2012/10/28

Joshua Holland: Final Debate: Obama Scores a Win!!

On Monday night, Barack Obama won a decisive victory over Mitt Romney in a debate that's unlikely to swing a lot of votes. The CBS snap poll, which had given Romney a 24 point margin of victory in the first debate, found Obama winning the third and final contest by 30 points. Public Policy Polling's survey of swing state voters found Obama winning 53-42 among that group. CNN scored it for Obama by 8, and Fox News pundits declared the debate a draw, which suggests that Obama's win was difficult to deny. But the two candidates battled over foreign policy, ranked low on voters' list of issues, and they did so going up against both Monday Night Football and the deciding game of the National League Championship series. One can be pretty confident that Monday's debate was watched by far fewer people than the first two, at a time when far fewer voters remain on the fence.
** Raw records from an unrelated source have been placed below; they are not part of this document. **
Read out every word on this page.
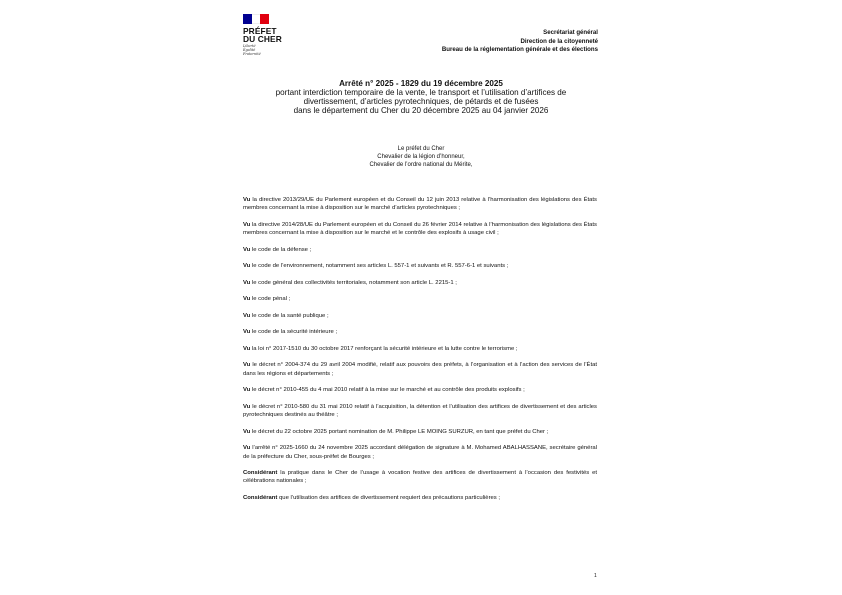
PRÉFET
DU CHER
Liberté
Égalité
Fraternité
Secrétariat général
Direction de la citoyenneté
Bureau de la réglementation générale et des élections
Arrêté n° 2025 - 1829 du 19 décembre 2025
portant interdiction temporaire de la vente, le transport et l’utilisation d’artifices de
divertissement, d’articles pyrotechniques, de pétards et de fusées
dans le département du Cher du 20 décembre 2025 au 04 janvier 2026
Le préfet du Cher
Chevalier de la légion d’honneur,
Chevalier de l’ordre national du Mérite,

Vu la directive 2013/29/UE du Parlement européen et du Conseil du 12 juin 2013 relative à l’harmonisation des législations des États membres concernant la mise à disposition sur le marché d’articles pyrotechniques ;

Vu la directive 2014/28/UE du Parlement européen et du Conseil du 26 février 2014 relative à l’harmonisation des législations des États membres concernant la mise à disposition sur le marché et le contrôle des explosifs à usage civil ;

Vu le code de la défense ;

Vu le code de l’environnement, notamment ses articles L. 557-1 et suivants et R. 557-6-1 et suivants ;

Vu le code général des collectivités territoriales, notamment son article L. 2215-1 ;

Vu le code pénal ;

Vu le code de la santé publique ;

Vu le code de la sécurité intérieure ;

Vu la loi n° 2017-1510 du 30 octobre 2017 renforçant la sécurité intérieure et la lutte contre le terrorisme ;

Vu le décret n° 2004-374 du 29 avril 2004 modifié, relatif aux pouvoirs des préfets, à l’organisation et à l’action des services de l’État dans les régions et départements ;

Vu le décret n° 2010-455 du 4 mai 2010 relatif à la mise sur le marché et au contrôle des produits explosifs ;

Vu le décret n° 2010-580 du 31 mai 2010 relatif à l’acquisition, la détention et l’utilisation des artifices de divertissement et des articles pyrotechniques destinés au théâtre ;

Vu le décret du 22 octobre 2025 portant nomination de M. Philippe LE MOING SURZUR, en tant que préfet du Cher ;

Vu l’arrêté n° 2025-1660 du 24 novembre 2025 accordant délégation de signature à M. Mohamed ABALHASSANE, secrétaire général de la préfecture du Cher, sous-préfet de Bourges ;

Considérant la pratique dans le Cher de l’usage à vocation festive des artifices de divertissement à l’occasion des festivités et célébrations nationales ;

Considérant que l’utilisation des artifices de divertissement requiert des précautions particulières ;

1
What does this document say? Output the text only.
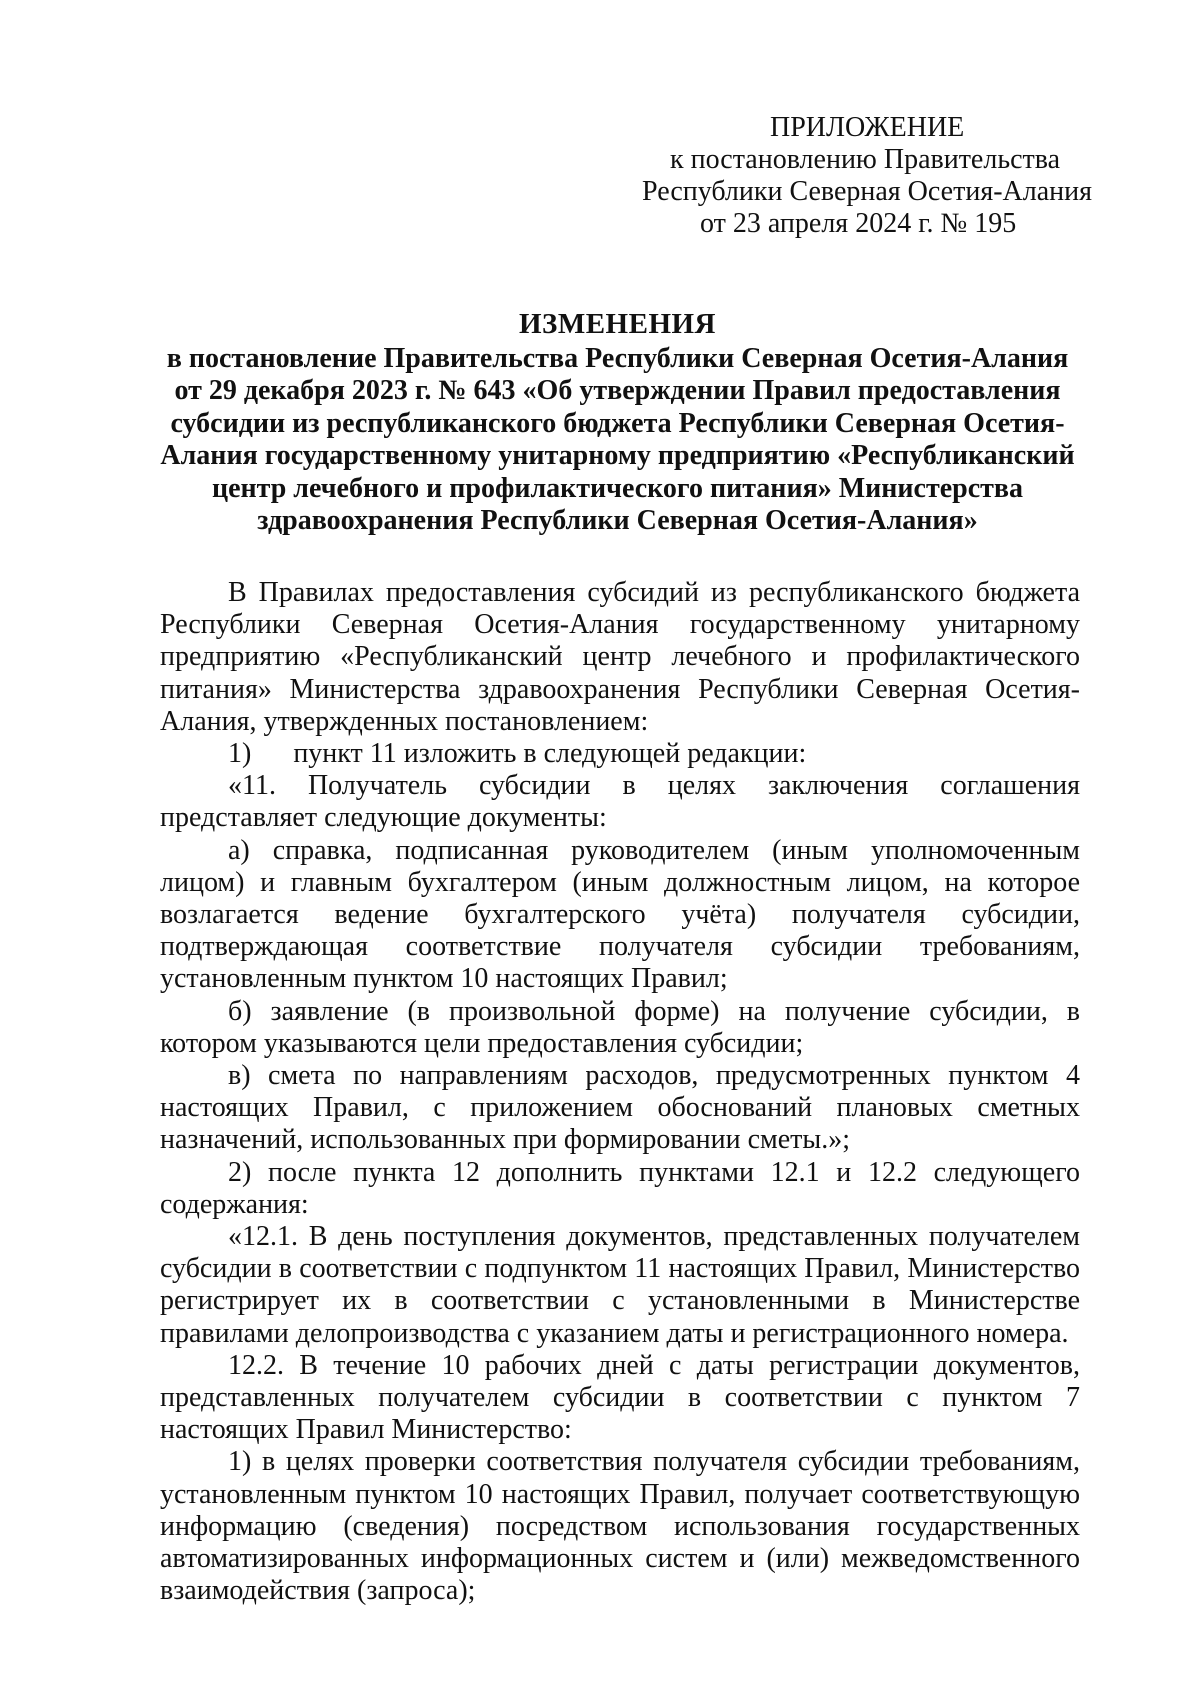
ПРИЛОЖЕНИЕ
к постановлению Правительства
Республики Северная Осетия-Алания
от 23 апреля 2024 г. № 195
ИЗМЕНЕНИЯ
в постановление Правительства Республики Северная Осетия-Алания
от 29 декабря 2023 г. № 643 «Об утверждении Правил предоставления
субсидии из республиканского бюджета Республики Северная Осетия-
Алания государственному унитарному предприятию «Республиканский
центр лечебного и профилактического питания» Министерства
здравоохранения Республики Северная Осетия-Алания»

В Правилах предоставления субсидий из республиканского бюджета Республики Северная Осетия-Алания государственному унитарному предприятию «Республиканский центр лечебного и профилактического питания» Министерства здравоохранения Республики Северная Осетия-Алания, утвержденных постановлением:

1)      пункт 11 изложить в следующей редакции:

«11. Получатель субсидии в целях заключения соглашения представляет следующие документы:

а) справка, подписанная руководителем (иным уполномоченным лицом) и главным бухгалтером (иным должностным лицом, на которое возлагается ведение бухгалтерского учёта) получателя субсидии, подтверждающая соответствие получателя субсидии требованиям, установленным пунктом 10 настоящих Правил;

б) заявление (в произвольной форме) на получение субсидии, в котором указываются цели предоставления субсидии;

в) смета по направлениям расходов, предусмотренных пунктом 4 настоящих Правил, с приложением обоснований плановых сметных назначений, использованных при формировании сметы.»;

2) после пункта 12 дополнить пунктами 12.1 и 12.2 следующего содержания:

«12.1. В день поступления документов, представленных получателем субсидии в соответствии с подпунктом 11 настоящих Правил, Министерство регистрирует их в соответствии с установленными в Министерстве правилами делопроизводства с указанием даты и регистрационного номера.

12.2. В течение 10 рабочих дней с даты регистрации документов, представленных получателем субсидии в соответствии с пунктом 7 настоящих Правил Министерство:

1) в целях проверки соответствия получателя субсидии требованиям, установленным пунктом 10 настоящих Правил, получает соответствующую информацию (сведения) посредством использования государственных автоматизированных информационных систем и (или) межведомственного взаимодействия (запроса);
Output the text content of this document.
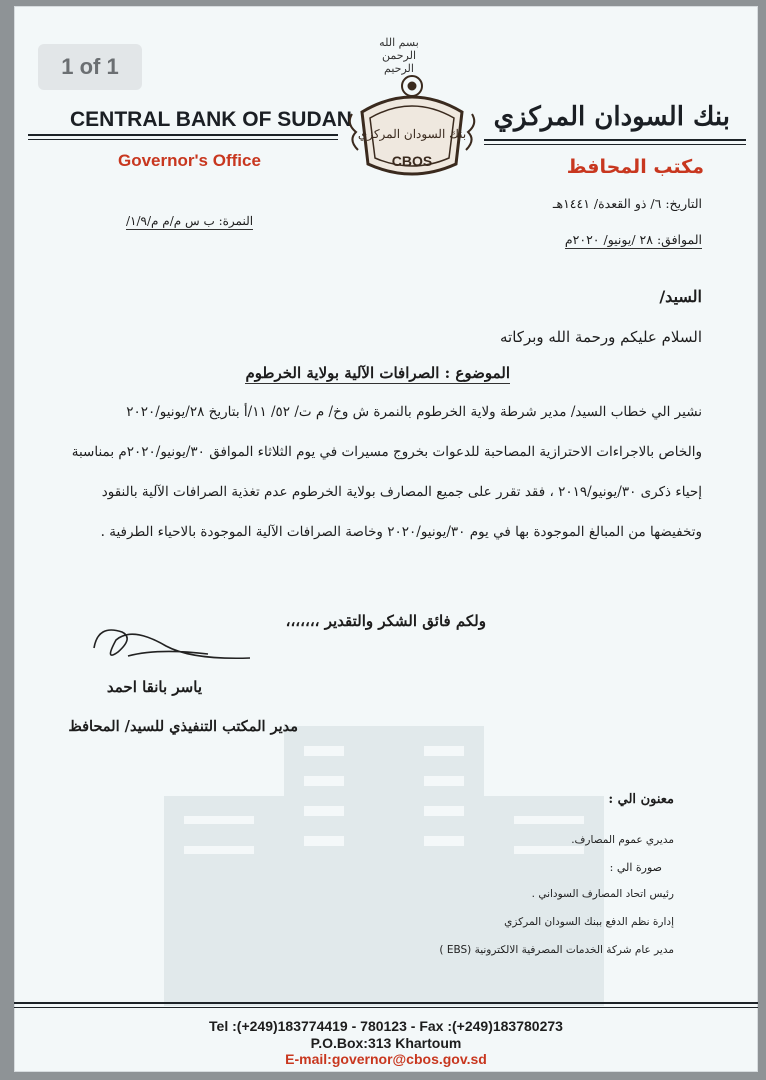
بسم الله الرحمن الرحيم
CENTRAL BANK OF SUDAN	بنك السودان المركزي
Governor's Office	مكتب المحافظ
بنك السودان المركزي
CBOS
النمرة: ب س م/م م/١/٩/
التاريخ: ٦/ ذو القعدة/ ١٤٤١هـ
الموافق: ٢٨ /يونيو/ ٢٠٢٠م
السيد/
السلام عليكم ورحمة الله وبركاته
الموضوع : الصرافات الآلية بولاية الخرطوم
نشير الي خطاب السيد/ مدير شرطة ولاية الخرطوم بالنمرة ش وخ/ م ت/ ٥٢/ ١١/أ بتاريخ ٢٨/يونيو/٢٠٢٠
والخاص بالاجراءات الاحترازية المصاحبة للدعوات بخروج مسيرات في يوم الثلاثاء الموافق ٣٠/يونيو/٢٠٢٠م بمناسبة
إحياء ذكرى ٣٠/يونيو/٢٠١٩ ، فقد تقرر على جميع المصارف بولاية الخرطوم عدم تغذية الصرافات الآلية بالنقود
وتخفيضها من المبالغ الموجودة بها في يوم ٣٠/يونيو/٢٠٢٠ وخاصة الصرافات الآلية الموجودة بالاحياء الطرفية .
ولكم فائق الشكر والتقدير ،،،،،،،
ياسر بانقا احمد
مدير المكتب التنفيذي للسيد/ المحافظ
معنون الي :
مديري عموم المصارف.
صورة الي :
رئيس اتحاد المصارف السوداني .
إدارة نظم الدفع ببنك السودان المركزي
مدير عام شركة الخدمات المصرفية الالكترونية (EBS )
Tel :(+249)183774419 - 780123 - Fax :(+249)183780273
P.O.Box:313 Khartoum
E-mail:governor@cbos.gov.sd
1 of 1
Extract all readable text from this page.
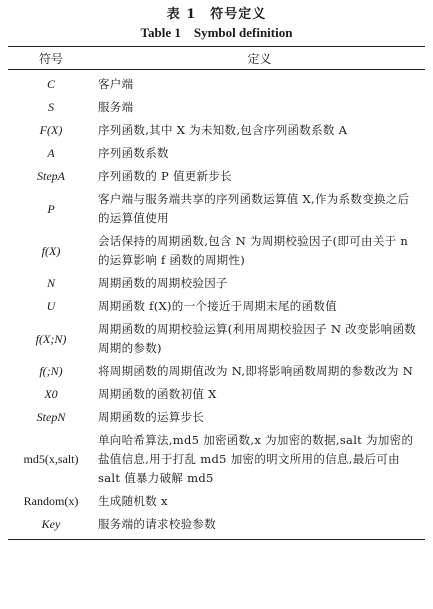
表 1　符号定义
Table 1　Symbol definition
符号	定义
C	客户端
S	服务端
F(X)	序列函数,其中 X 为未知数,包含序列函数系数 A
A	序列函数系数
StepA	序列函数的 P 值更新步长
P	客户端与服务端共享的序列函数运算值 X,作为系数变换之后的运算值使用
f(X)	会话保持的周期函数,包含 N 为周期校验因子(即可由关于 n 的运算影响 f 函数的周期性)
N	周期函数的周期校验因子
U	周期函数 f(X)的一个接近于周期末尾的函数值
f(X;N)	周期函数的周期校验运算(利用周期校验因子 N 改变影响函数周期的参数)
f(;N)	将周期函数的周期值改为 N,即将影响函数周期的参数改为 N
X0	周期函数的函数初值 X
StepN	周期函数的运算步长
md5(x,salt)	单向哈希算法,md5 加密函数,x 为加密的数据,salt 为加密的盐值信息,用于打乱 md5 加密的明文所用的信息,最后可由 salt 值暴力破解 md5
Random(x)	生成随机数 x
Key	服务端的请求校验参数
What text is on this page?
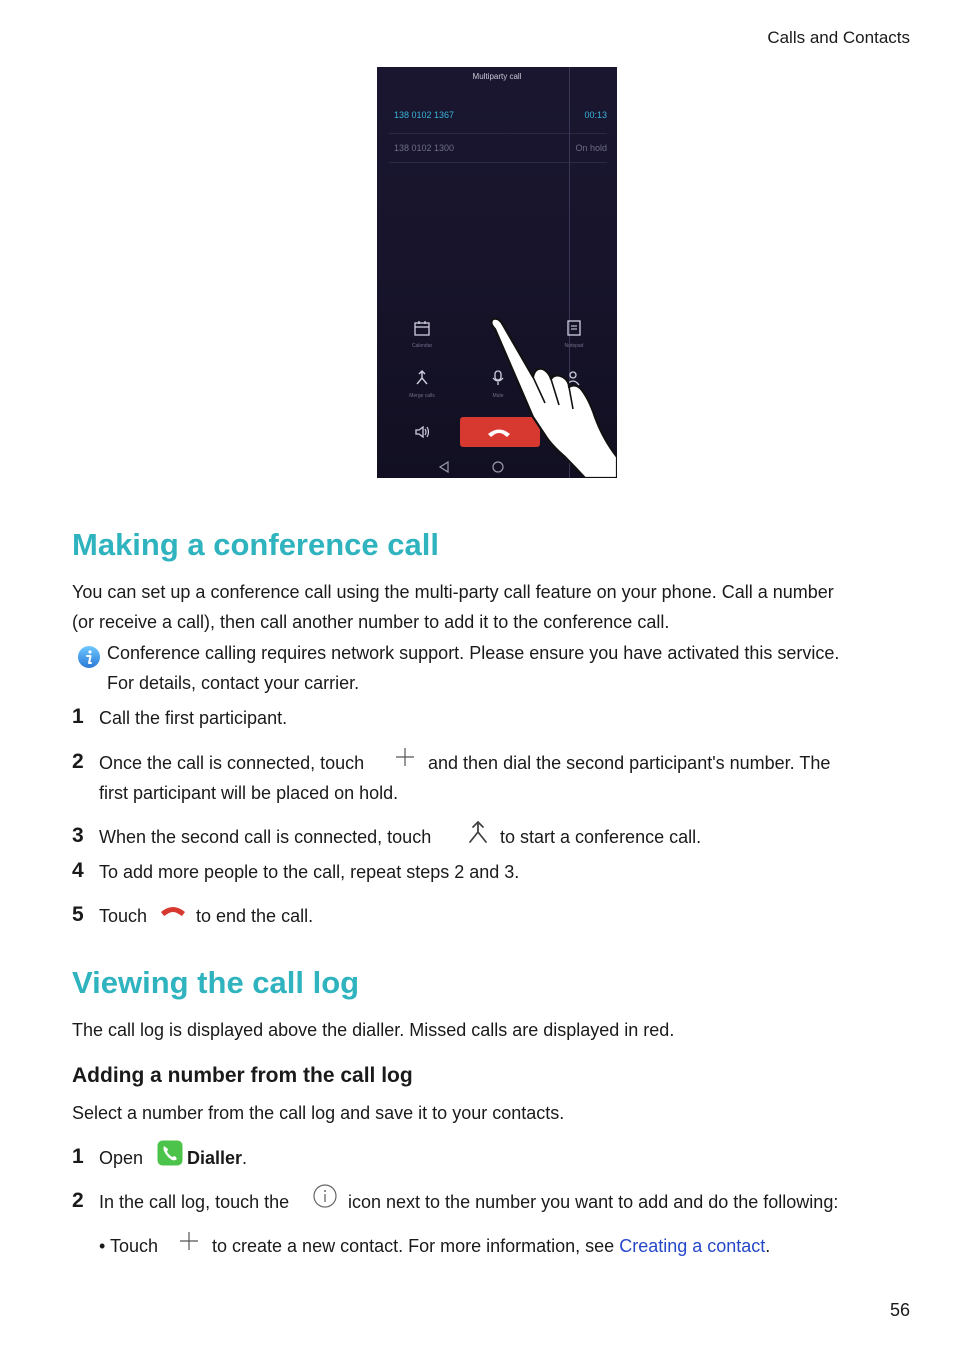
Calls and Contacts
Multiparty call
138 0102 1367	00:13
138 0102 1300	On hold
Calendar	Notepad
Merge calls	Mute
Making a conference call
You can set up a conference call using the multi-party call feature on your phone. Call a number
(or receive a call), then call another number to add it to the conference call.
Conference calling requires network support. Please ensure you have activated this service.
For details, contact your carrier.
1 Call the first participant.
2 Once the call is connected, touch	and then dial the second participant's number. The
first participant will be placed on hold.
3 When the second call is connected, touch	to start a conference call.
4 To add more people to the call, repeat steps 2 and 3.
5 Touch	to end the call.
Viewing the call log
The call log is displayed above the dialler. Missed calls are displayed in red.
Adding a number from the call log
Select a number from the call log and save it to your contacts.
1 Open Dialler.
2 In the call log, touch the	icon next to the number you want to add and do the following:
• Touch	to create a new contact. For more information, see Creating a contact.
56
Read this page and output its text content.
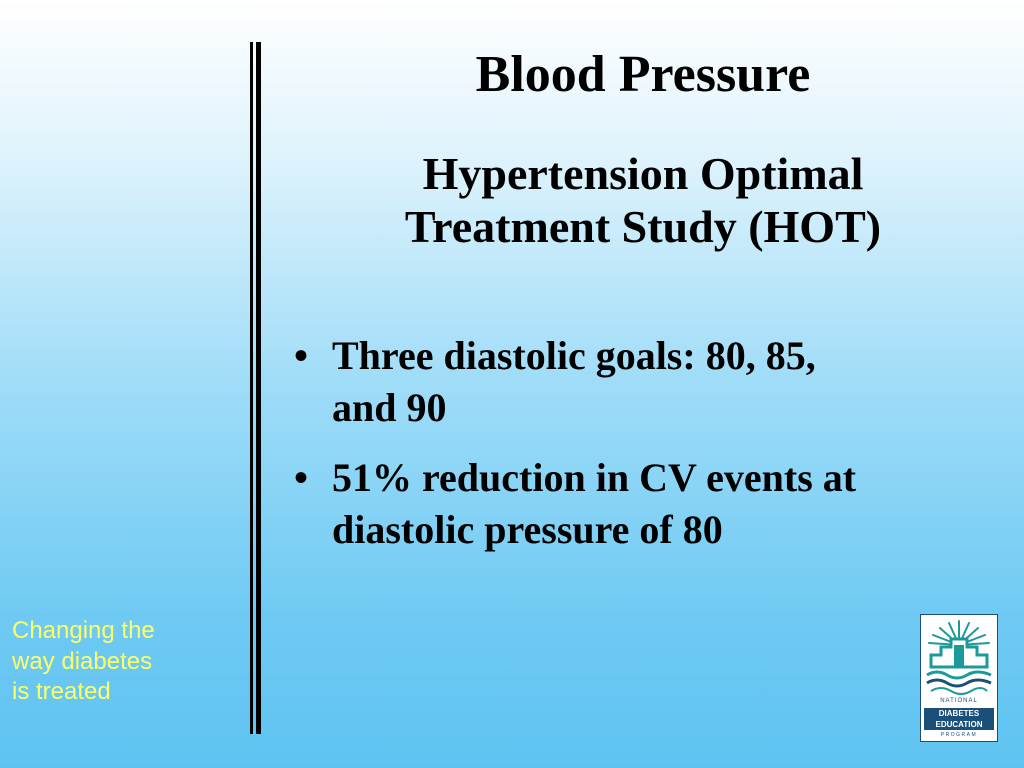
Blood Pressure
Hypertension Optimal
Treatment Study (HOT)
• Three diastolic goals: 80, 85,
and 90
• 51% reduction in CV events at
diastolic pressure of 80
Changing the
way diabetes
is treated	NATIONAL
DIABETES
EDUCATION
PROGRAM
Coming into the debate, Obama enjoyed the advantage of incumbency, having a foreign policy record to run on, that is seen as strong by the rather narrow standards of the Beltway media. According to Gallup,, as the evening began, Obama led on the question of who voters trust to handle foreign affairs by a 12 point margin. He pressed that advantage, taking credit for ending the American military's active involvement in Iraq, promising to fulfill his pledge to complete the transition to Afghan security forces by the end of 2014, touting the number of unfair trade complaints he'd filed against China and, of course, reminding voters that he'd ordered the raid that finally got Osama Bin Laden. Romney enjoys an advantage from the debate format itself. He's able to furiously shake his etch a sketch, and in real time, the average voter has little way of knowing how far his rhetoric is straying from the positions he'd staked out for much of the campaign. Romney did exactly that on Monday, portraying himself as a candidate dedicated first and foremost to promoting global peace, a dubious claim, given that he has assembled a foreign policy team that includes some of the most belligerent veterans of the Bush administration, people like John Bolton and Eliot Cohen. In one notable exchange, Romney said, "we can't kill our way out of this mess. We're going to have to put in place a very comprehensive and robust strategy to help the world of Islam and other parts of the world, reject this radical violent extremism."